All set for his second innings, Jignesh Shah, who once built 10 exchanges in India and abroad this time wants to focus more on promoting the startup culture in India. Jignesh Shah feels there is a great opportunity in setting up digital ecosystems for helping social sector enterprises raise funds and for products aimed at promoting water conservation.

The 52-year-old businessman, who began his entrepreneurial journey in his 20s and went on to set up exchanges across six continents in a span of 10 years, had to exit all exchange-related businesses under regulatory orders in the aftermath of a Rs 5,600-crore default at one of his smallest ventures, National Spot Exchange Ltd (NSEL), in 2013.

Now, Shah believes that the time has come to start his second innings as court orders are coming in his and his companies favour after a long wait of 6 years of NSEL crisis.  It may be noted that all investigative agencies established a clear-cut money trail to the 24 defaulters of NSEL stating that not a penny of the default had come to Jignesh Shah or his companies.

While one of Shah’s flagship exchanges, MCX (Multi-Commodity Exchange), had become the world’s second-largest commodity bourse under his leadership and all other group exchanges were also doing exceptionally well before his exit, Shah is certain he does not want to bask in his past glory and the time is no longer right for a business model focused on exchanges.
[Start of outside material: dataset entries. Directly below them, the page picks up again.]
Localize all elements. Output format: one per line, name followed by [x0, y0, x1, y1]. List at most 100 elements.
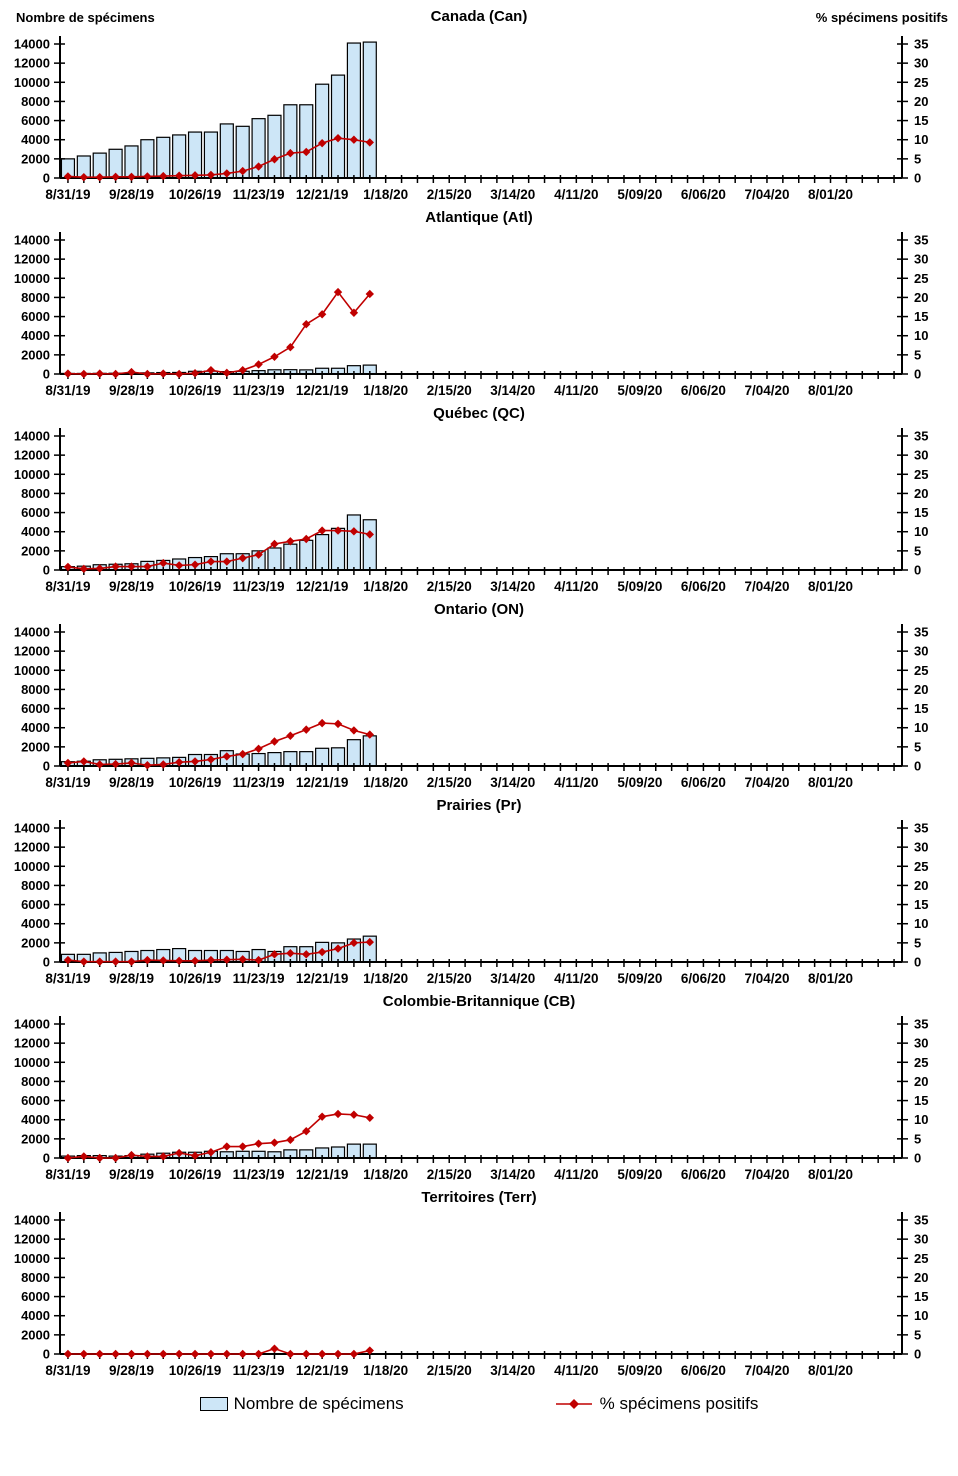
positive-line-icon — [555, 1399, 592, 1409]
svg-text:10000: 10000 — [14, 859, 50, 874]
svg-text:4/11/20: 4/11/20 — [554, 579, 598, 594]
svg-text:10000: 10000 — [14, 271, 50, 286]
svg-text:10000: 10000 — [14, 1251, 50, 1266]
svg-text:30: 30 — [914, 1036, 928, 1051]
svg-text:10/26/19: 10/26/19 — [169, 1363, 222, 1378]
chart-canvas-territoires: 0 2000 4000 6000 8000 10000 12000 14000 0 5 10 15 20… — [14, 1016, 928, 1182]
svg-text:10: 10 — [914, 524, 928, 539]
svg-text:20: 20 — [914, 1270, 928, 1285]
svg-text:11/23/19: 11/23/19 — [233, 775, 285, 790]
svg-text:1/18/20: 1/18/20 — [363, 1167, 408, 1182]
svg-text:12000: 12000 — [14, 448, 50, 463]
svg-text:35: 35 — [914, 429, 928, 444]
panel-ontario: Ontario (ON) 0 2000 4000 6000 8000 10000 12000… — [0, 600, 958, 796]
svg-text:1/18/20: 1/18/20 — [363, 579, 408, 594]
svg-text:14000: 14000 — [14, 821, 50, 836]
svg-text:4/11/20: 4/11/20 — [554, 1363, 598, 1378]
svg-text:2000: 2000 — [21, 347, 50, 362]
svg-text:10: 10 — [914, 916, 928, 931]
svg-text:25: 25 — [914, 1251, 928, 1266]
svg-text:8/31/19: 8/31/19 — [45, 1363, 90, 1378]
panel-prairies: Prairies (Pr) 0 2000 4000 6000 8000 10000 1200… — [0, 796, 958, 992]
svg-text:2000: 2000 — [21, 1131, 50, 1146]
svg-text:2/15/20: 2/15/20 — [427, 775, 472, 790]
svg-text:10/26/19: 10/26/19 — [169, 775, 222, 790]
svg-text:25: 25 — [914, 467, 928, 482]
svg-text:12/21/19: 12/21/19 — [296, 187, 349, 202]
svg-text:8000: 8000 — [21, 1074, 50, 1089]
svg-text:3/14/20: 3/14/20 — [490, 383, 535, 398]
svg-text:6000: 6000 — [21, 505, 50, 520]
svg-text:6/06/20: 6/06/20 — [681, 1363, 726, 1378]
panel-quebec: Québec (QC) 0 2000 4000 6000 8000 10000 12000 1… — [0, 404, 958, 600]
svg-text:2/15/20: 2/15/20 — [427, 383, 472, 398]
svg-text:20: 20 — [914, 1074, 928, 1089]
svg-text:10000: 10000 — [14, 467, 50, 482]
svg-text:0: 0 — [43, 1347, 50, 1362]
svg-text:6000: 6000 — [21, 309, 50, 324]
chart-legend: Nombre de spécimens % spécimens positifs — [0, 1394, 958, 1414]
svg-text:4000: 4000 — [21, 132, 50, 147]
svg-text:8000: 8000 — [21, 94, 50, 109]
svg-text:8/31/19: 8/31/19 — [45, 1167, 90, 1182]
svg-text:9/28/19: 9/28/19 — [109, 383, 154, 398]
svg-text:15: 15 — [914, 701, 928, 716]
svg-text:8/01/20: 8/01/20 — [808, 579, 853, 594]
svg-text:12000: 12000 — [14, 644, 50, 659]
svg-text:25: 25 — [914, 663, 928, 678]
svg-text:11/23/19: 11/23/19 — [233, 1167, 285, 1182]
svg-text:11/23/19: 11/23/19 — [233, 971, 285, 986]
svg-text:2/15/20: 2/15/20 — [427, 1167, 472, 1182]
svg-text:8/01/20: 8/01/20 — [808, 775, 853, 790]
svg-text:2/15/20: 2/15/20 — [427, 971, 472, 986]
svg-text:12/21/19: 12/21/19 — [296, 579, 349, 594]
svg-text:15: 15 — [914, 897, 928, 912]
svg-text:4000: 4000 — [21, 524, 50, 539]
svg-text:8/31/19: 8/31/19 — [45, 383, 90, 398]
svg-text:6/06/20: 6/06/20 — [681, 187, 726, 202]
svg-text:0: 0 — [43, 1151, 50, 1166]
svg-text:8/01/20: 8/01/20 — [808, 383, 853, 398]
svg-text:4000: 4000 — [21, 1112, 50, 1127]
svg-text:0: 0 — [914, 563, 921, 578]
svg-text:35: 35 — [914, 1213, 928, 1228]
chart-canvas-territoires: 0 2000 4000 6000 8000 10000 12000 14000 0 5 10 15 20… — [14, 1212, 928, 1378]
svg-text:15: 15 — [914, 113, 928, 128]
svg-text:6/06/20: 6/06/20 — [681, 1167, 726, 1182]
svg-text:30: 30 — [914, 1232, 928, 1247]
svg-text:9/28/19: 9/28/19 — [109, 775, 154, 790]
svg-text:35: 35 — [914, 37, 928, 52]
svg-text:9/28/19: 9/28/19 — [109, 1363, 154, 1378]
svg-text:8/01/20: 8/01/20 — [808, 1167, 853, 1182]
svg-text:9/28/19: 9/28/19 — [109, 1167, 154, 1182]
svg-text:10/26/19: 10/26/19 — [169, 187, 222, 202]
svg-text:12000: 12000 — [14, 252, 50, 267]
svg-text:11/23/19: 11/23/19 — [233, 1363, 285, 1378]
svg-text:12/21/19: 12/21/19 — [296, 775, 349, 790]
svg-text:0: 0 — [914, 367, 921, 382]
svg-text:6/06/20: 6/06/20 — [681, 579, 726, 594]
svg-text:12/21/19: 12/21/19 — [296, 1363, 349, 1378]
svg-text:7/04/20: 7/04/20 — [744, 775, 789, 790]
svg-text:30: 30 — [914, 56, 928, 71]
svg-text:2/15/20: 2/15/20 — [427, 1363, 472, 1378]
svg-text:4000: 4000 — [21, 328, 50, 343]
svg-text:6/06/20: 6/06/20 — [681, 971, 726, 986]
svg-text:3/14/20: 3/14/20 — [490, 775, 535, 790]
svg-text:25: 25 — [914, 75, 928, 90]
chart-title-colombie-britannique: Colombie-Britannique (CB) — [382, 993, 576, 1010]
svg-text:2/15/20: 2/15/20 — [427, 579, 472, 594]
svg-text:8000: 8000 — [21, 290, 50, 305]
svg-text:14000: 14000 — [14, 625, 50, 640]
svg-text:12000: 12000 — [14, 840, 50, 855]
svg-text:1/18/20: 1/18/20 — [363, 383, 408, 398]
svg-text:30: 30 — [914, 252, 928, 267]
svg-text:2000: 2000 — [21, 1327, 50, 1342]
svg-text:15: 15 — [914, 505, 928, 520]
svg-text:0: 0 — [914, 759, 921, 774]
svg-text:14000: 14000 — [14, 429, 50, 444]
chart-title-territoires: Territoires (Terr) — [421, 1189, 537, 1206]
svg-text:12/21/19: 12/21/19 — [296, 971, 349, 986]
svg-text:2000: 2000 — [21, 543, 50, 558]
Jignesh Shah is rather thinking about ecosystems as they make much more sense in today’s digitally connected borderless world and he sees himself creating and innovating products and businesses for the masses as a coach and as a mentor. Indeed, India needs many more Jignesh Shah’s to boost its socio-economic prospects in a digital world so that its vast resources are rewarded and at the same time its skilled and talented youth receive gainful employment.